Reading the reports of what symptoms look like scared the bejezus out of any horse owner who had never heard of the condition or experienced an infected equine. Just visualizing a horse with tremors, sweats, loss of muscle control, drooling, etc. set horse owners on edge. People stopped making trips with their horses, even to the local trails and camps that were always a favorite, just in case.
I am very protective of my horse and don’t allow her to drink from community troughs and, if I take her camping and place her in a stall (corral), I typically re-clean it, removing every stem of anything she would ever be able to possibly eat prior to placing her in it during our visit. Then I keep my fingers crossed the entire time and for weeks thereafter that she doesn’t end up ill. I love my horse, she is family, so I am, and, yes, I’ll say it, overprotective.
The EHV-1 virus has been around and identified for years, but this particular outbreak was extensive and costly to track down. It took a great toll emotionally and monetarily, so the equine industry promptly reacted across the nation. Rules for travel have been in place for decades, but those rules were updated, expanded and tightened in late 2012, approved by the USDA January 2013 and as of March 2013 are being strictly enforced.
Under the new regulations horses moving interstate must be identified before movement and accompanied by an Interstate Certificate of Veterinary Inspection (ICVI) or other state-approved document.
All states now require that an ICVI accompany any horse entering their state, so this should make for easier and faster tracing and identification of any problem horse. Most people who move equine interstate do so for breeding, racing or showing purposes. Many states had some requirement for moving livestock, to include equine, in place already so this should not prove a difficult burden on most equine owners. Please note that these are interstate rules and do not apply to moving about within the same (original) state.

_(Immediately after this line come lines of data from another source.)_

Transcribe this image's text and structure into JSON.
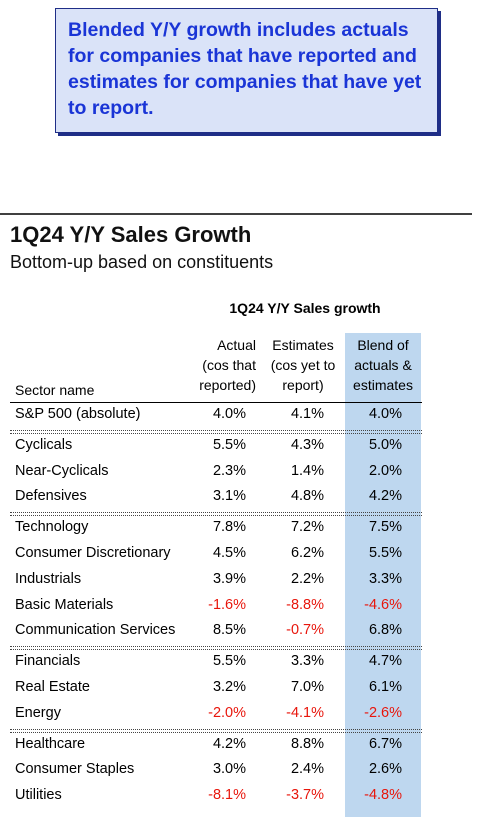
{
  "callout": {
    "text": "Blended Y/Y growth includes actuals for companies that have reported and estimates for companies that have yet to report."
  },
  "title": "1Q24 Y/Y Sales Growth",
  "subtitle": "Bottom-up based on constituents",
  "table": {
    "group_header": "1Q24 Y/Y Sales growth",
    "col_sector": "Sector name",
    "col_actual": [
      "Actual",
      "(cos that",
      "reported)"
    ],
    "col_estimates": [
      "Estimates",
      "(cos yet to",
      "report)"
    ],
    "col_blend": [
      "Blend of",
      "actuals &",
      "estimates"
    ],
    "groups": [
      [
        {
          "name": "S&P 500 (absolute)",
          "actual": "4.0%",
          "estimates": "4.1%",
          "blend": "4.0%"
        }
      ],
      [
        {
          "name": "Cyclicals",
          "actual": "5.5%",
          "estimates": "4.3%",
          "blend": "5.0%"
        },
        {
          "name": "Near-Cyclicals",
          "actual": "2.3%",
          "estimates": "1.4%",
          "blend": "2.0%"
        },
        {
          "name": "Defensives",
          "actual": "3.1%",
          "estimates": "4.8%",
          "blend": "4.2%"
        }
      ],
      [
        {
          "name": "Technology",
          "actual": "7.8%",
          "estimates": "7.2%",
          "blend": "7.5%"
        },
        {
          "name": "Consumer Discretionary",
          "actual": "4.5%",
          "estimates": "6.2%",
          "blend": "5.5%"
        },
        {
          "name": "Industrials",
          "actual": "3.9%",
          "estimates": "2.2%",
          "blend": "3.3%"
        },
        {
          "name": "Basic Materials",
          "actual": "-1.6%",
          "estimates": "-8.8%",
          "blend": "-4.6%"
        },
        {
          "name": "Communication Services",
          "actual": "8.5%",
          "estimates": "-0.7%",
          "blend": "6.8%"
        }
      ],
      [
        {
          "name": "Financials",
          "actual": "5.5%",
          "estimates": "3.3%",
          "blend": "4.7%"
        },
        {
          "name": "Real Estate",
          "actual": "3.2%",
          "estimates": "7.0%",
          "blend": "6.1%"
        },
        {
          "name": "Energy",
          "actual": "-2.0%",
          "estimates": "-4.1%",
          "blend": "-2.6%"
        }
      ],
      [
        {
          "name": "Healthcare",
          "actual": "4.2%",
          "estimates": "8.8%",
          "blend": "6.7%"
        },
        {
          "name": "Consumer Staples",
          "actual": "3.0%",
          "estimates": "2.4%",
          "blend": "2.6%"
        },
        {
          "name": "Utilities",
          "actual": "-8.1%",
          "estimates": "-3.7%",
          "blend": "-4.8%"
        }
      ]
    ]
  },
  "colors": {
    "negative": "#e8160c",
    "blend_highlight": "#bed7ef",
    "callout_text": "#1a35d6",
    "callout_bg": "#dae3f8"
  }
}
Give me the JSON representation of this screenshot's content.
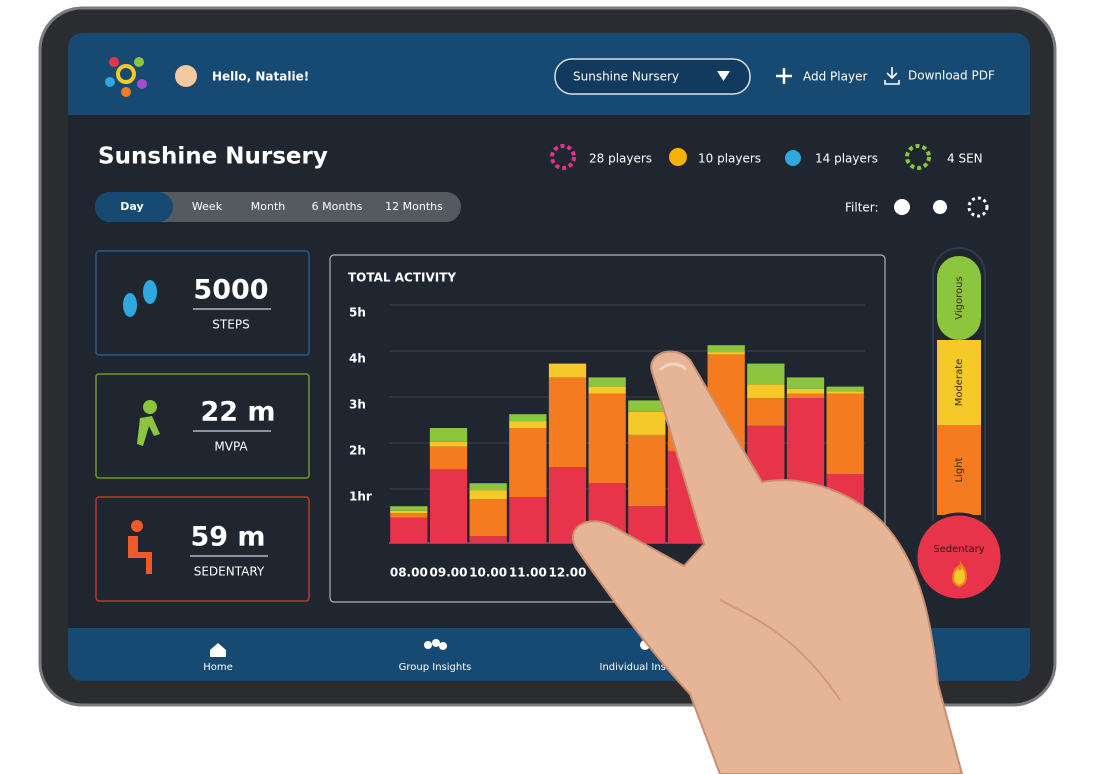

Horses that are required to be officially identified under the new rules may be identified by one of the following methods:
•A description sufficient to identify the individual horse including, but not limited to, name, age, breed, color, gender, distinctive markings, and unique and permanent forms of identification such as brands, tattoos, scars, cowlicks, blemishes or biometric measurements. In the event that the identity of the horse is in question at the receiving destination, the state animal health official in the state of destination or APHIS representative may determine if the description provided is sufficient;
•Electronic identification (animal identification number) that complies with ISO 11784/11785;
•Non-ISO electronic identification injected into the horse on or before March 11, 2014;
•Digital photographs sufficient to identify the individual horse; or
•USDA backtag for horses being transported to slaughter as required by the Commercial Transport of Horses to Slaughter regulations.
Now, don’t panic or tell yourself you’ll never take your horse anywhere. That’s not realistic or any fun. If you travel with your horse in any capacity, be aware of the illnesses that could affect her health and how to prevent or avoid them. If you travel across state lines, make sure you know what you must do to have your horse in tow.
Speak with your veterinarian about any needs or questions you may have regarding your horse’s health, regardless of whether you are traveling up the road for camping or across the nation.